E. John Wherry, PhD

PHILADELPHIA - E. John Wherry, PhD, has been appointed the new chair of the department of Systems Pharmacology and Translational Therapeutics in the Perelman School of Medicine at the University of Pennsylvania, effective July 1. Wherry is the Richard and Barbara Schiffrin President’s Distinguished Professor in the department of Microbiology and an international leader in the study of T cell exhaustion, which prevents optimal control of infections and can hamper anti-tumor immune responses.

He is currently director of the Institute for Immunology, co-leader of the Abramson Cancer Center’s Immunobiology Program, and co-director of the Parker Institute for Cancer Immunotherapy at Penn. In each of these leadership roles, he has fostered cross-disciplinary collaborations to accelerate discoveries and apply findings within the basic sciences to clinically translatable approaches.

Wherry’s research focuses on T cell exhaustion in chronic infections and cancer and on the mechanisms by which immunoregulatory “checkpoint” pathways, such as PD-1, control T cell exhaustion. His work has advanced our understanding of how gene expression changes affect this exhaustion, which has led to strategies to improve the effectiveness of T cell targeting immunotherapies.

He has received numerous distinctions for his consistent and significant contributions to infectious disease and cancer immunology research. He has been recognized as one of the most highly cited investigators in his field by Thomson/ISI and was named one of America’s Young Innovators by Smithsonian magazine (2007). He received the Frederick W. Alt Award for New Discoveries in Immunology from the Cancer Research Institute (2016) and the Phillip A. Sharp Innovation in Collaboration Award from Stand Up To Cancer (2018). Wherry serves on numerous scientific advisory and editorial boards, including The Journal of Experimental Medicine, PLoS Pathogens, Cancer Immunology Research, The Journal of Immunology and The Journal of Leukocyte Biology.

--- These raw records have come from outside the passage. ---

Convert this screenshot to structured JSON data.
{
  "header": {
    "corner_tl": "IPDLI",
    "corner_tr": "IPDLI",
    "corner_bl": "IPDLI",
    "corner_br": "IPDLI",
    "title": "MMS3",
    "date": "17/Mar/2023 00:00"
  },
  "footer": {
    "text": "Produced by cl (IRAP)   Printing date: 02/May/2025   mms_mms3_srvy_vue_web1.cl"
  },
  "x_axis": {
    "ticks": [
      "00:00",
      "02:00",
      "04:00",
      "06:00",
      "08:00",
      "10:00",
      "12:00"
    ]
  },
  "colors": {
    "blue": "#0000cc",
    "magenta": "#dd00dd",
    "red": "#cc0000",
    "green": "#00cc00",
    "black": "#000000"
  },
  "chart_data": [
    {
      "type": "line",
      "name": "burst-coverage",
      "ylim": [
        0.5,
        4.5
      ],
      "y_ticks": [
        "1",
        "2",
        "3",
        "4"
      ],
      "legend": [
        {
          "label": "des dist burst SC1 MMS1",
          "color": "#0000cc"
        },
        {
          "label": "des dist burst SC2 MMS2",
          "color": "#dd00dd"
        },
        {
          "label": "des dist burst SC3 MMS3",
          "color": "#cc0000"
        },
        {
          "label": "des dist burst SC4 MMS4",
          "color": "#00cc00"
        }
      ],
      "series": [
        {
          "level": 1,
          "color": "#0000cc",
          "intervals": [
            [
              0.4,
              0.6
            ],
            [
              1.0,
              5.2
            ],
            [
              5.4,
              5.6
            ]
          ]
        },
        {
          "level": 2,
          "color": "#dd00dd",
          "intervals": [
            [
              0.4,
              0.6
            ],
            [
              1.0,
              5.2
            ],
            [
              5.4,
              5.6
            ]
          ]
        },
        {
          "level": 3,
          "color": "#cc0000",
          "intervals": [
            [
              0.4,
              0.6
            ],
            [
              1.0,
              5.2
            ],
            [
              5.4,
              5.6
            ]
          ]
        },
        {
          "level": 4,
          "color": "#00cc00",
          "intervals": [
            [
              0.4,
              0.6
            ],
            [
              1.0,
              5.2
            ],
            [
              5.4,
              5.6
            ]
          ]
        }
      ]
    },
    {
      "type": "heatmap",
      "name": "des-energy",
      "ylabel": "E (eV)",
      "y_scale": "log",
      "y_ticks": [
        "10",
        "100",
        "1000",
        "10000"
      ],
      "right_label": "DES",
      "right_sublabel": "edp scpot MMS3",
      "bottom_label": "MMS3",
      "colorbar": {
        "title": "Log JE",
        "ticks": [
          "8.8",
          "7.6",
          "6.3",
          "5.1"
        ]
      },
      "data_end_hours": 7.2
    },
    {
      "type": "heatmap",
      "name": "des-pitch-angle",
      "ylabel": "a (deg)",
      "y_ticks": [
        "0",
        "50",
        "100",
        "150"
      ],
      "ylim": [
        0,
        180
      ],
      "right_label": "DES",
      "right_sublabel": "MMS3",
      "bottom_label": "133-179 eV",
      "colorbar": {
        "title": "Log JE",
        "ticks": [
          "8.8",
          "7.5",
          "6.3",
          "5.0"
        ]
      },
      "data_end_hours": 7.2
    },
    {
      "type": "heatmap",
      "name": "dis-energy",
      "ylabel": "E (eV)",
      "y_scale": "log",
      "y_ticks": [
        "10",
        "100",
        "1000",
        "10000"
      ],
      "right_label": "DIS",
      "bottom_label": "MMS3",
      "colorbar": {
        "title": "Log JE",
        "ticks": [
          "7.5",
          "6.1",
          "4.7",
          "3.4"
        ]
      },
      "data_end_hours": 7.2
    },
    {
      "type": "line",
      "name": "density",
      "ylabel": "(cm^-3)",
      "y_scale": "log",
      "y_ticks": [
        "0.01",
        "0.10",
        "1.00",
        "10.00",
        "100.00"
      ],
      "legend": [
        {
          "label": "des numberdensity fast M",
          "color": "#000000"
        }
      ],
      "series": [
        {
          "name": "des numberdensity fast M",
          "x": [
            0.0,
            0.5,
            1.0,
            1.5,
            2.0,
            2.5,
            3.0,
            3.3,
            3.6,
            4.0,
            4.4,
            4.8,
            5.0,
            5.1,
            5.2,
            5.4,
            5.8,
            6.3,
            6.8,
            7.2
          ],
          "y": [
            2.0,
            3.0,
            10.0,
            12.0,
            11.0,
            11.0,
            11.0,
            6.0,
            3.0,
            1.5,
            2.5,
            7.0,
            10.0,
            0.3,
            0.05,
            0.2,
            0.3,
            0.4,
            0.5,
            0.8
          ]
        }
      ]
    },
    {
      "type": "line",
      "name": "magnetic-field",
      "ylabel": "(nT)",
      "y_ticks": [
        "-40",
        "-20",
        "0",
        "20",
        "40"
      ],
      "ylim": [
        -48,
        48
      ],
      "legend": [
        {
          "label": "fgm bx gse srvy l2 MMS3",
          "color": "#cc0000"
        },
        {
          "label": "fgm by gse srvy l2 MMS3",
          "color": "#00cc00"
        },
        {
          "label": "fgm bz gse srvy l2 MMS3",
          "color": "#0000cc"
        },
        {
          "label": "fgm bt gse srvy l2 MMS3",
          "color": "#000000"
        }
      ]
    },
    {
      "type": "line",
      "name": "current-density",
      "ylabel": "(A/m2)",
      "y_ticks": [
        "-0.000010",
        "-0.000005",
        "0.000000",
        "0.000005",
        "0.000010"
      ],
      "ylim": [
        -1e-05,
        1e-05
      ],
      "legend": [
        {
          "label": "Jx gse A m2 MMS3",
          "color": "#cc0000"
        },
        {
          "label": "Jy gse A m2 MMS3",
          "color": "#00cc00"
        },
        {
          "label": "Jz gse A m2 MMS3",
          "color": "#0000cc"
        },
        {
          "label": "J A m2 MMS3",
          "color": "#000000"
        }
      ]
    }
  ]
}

Wherry earned his doctorate in Immunology from Thomas Jefferson University in 2000 and completed his postdoctoral fellowship at Emory University (2003). He was appointed an assistant professor in the Immunology Program at The Wistar Institute (2005) and joined the Penn department of Microbiology in 2010. 

The department of Systems Pharmacology and Translational Therapeutics ranks first in the nation among pharmacology departments for NIH funding. The department is closely involved with the Institute for Translational Medicine and Therapeutics (ITMAT), home to the Clinical and Translational Science Award (CTSA) and in the leadership of the Penn Genomics Institute. Wherry’s appointment will create further bridges to many departments and centers by focusing on inflammation, leading to new high impact research in pharmacology and experimental therapeutics.

Penn Medicine is one of the world’s leading academic medical centers, dedicated to the related missions of medical education, biomedical research, excellence in patient care, and community service. The organization consists of the University of Pennsylvania Health System and Penn’s Raymond and Ruth Perelman School of Medicine, founded in 1765 as the nation’s first medical school.

The Perelman School of Medicine is consistently among the nation's top recipients of funding from the National Institutes of Health, with $550 million awarded in the 2022 fiscal year. Home to a proud history of “firsts” in medicine, Penn Medicine teams have pioneered discoveries and innovations that have shaped modern medicine, including recent breakthroughs such as CAR T cell therapy for cancer and the mRNA technology used in COVID-19 vaccines.

The University of Pennsylvania Health System’s patient care facilities stretch from the Susquehanna River in Pennsylvania to the New Jersey shore. These include the Hospital of the University of Pennsylvania, Penn Presbyterian Medical Center, Chester County Hospital, Lancaster General Health, Penn Medicine Princeton Health, and Pennsylvania Hospital—the nation’s first hospital, founded in 1751. Additional facilities and enterprises include Good Shepherd Penn Partners, Penn Medicine at Home, Lancaster Behavioral Health Hospital, and Princeton House Behavioral Health, among others.

Penn Medicine is an $11.1 billion enterprise powered by more than 49,000 talented faculty and staff.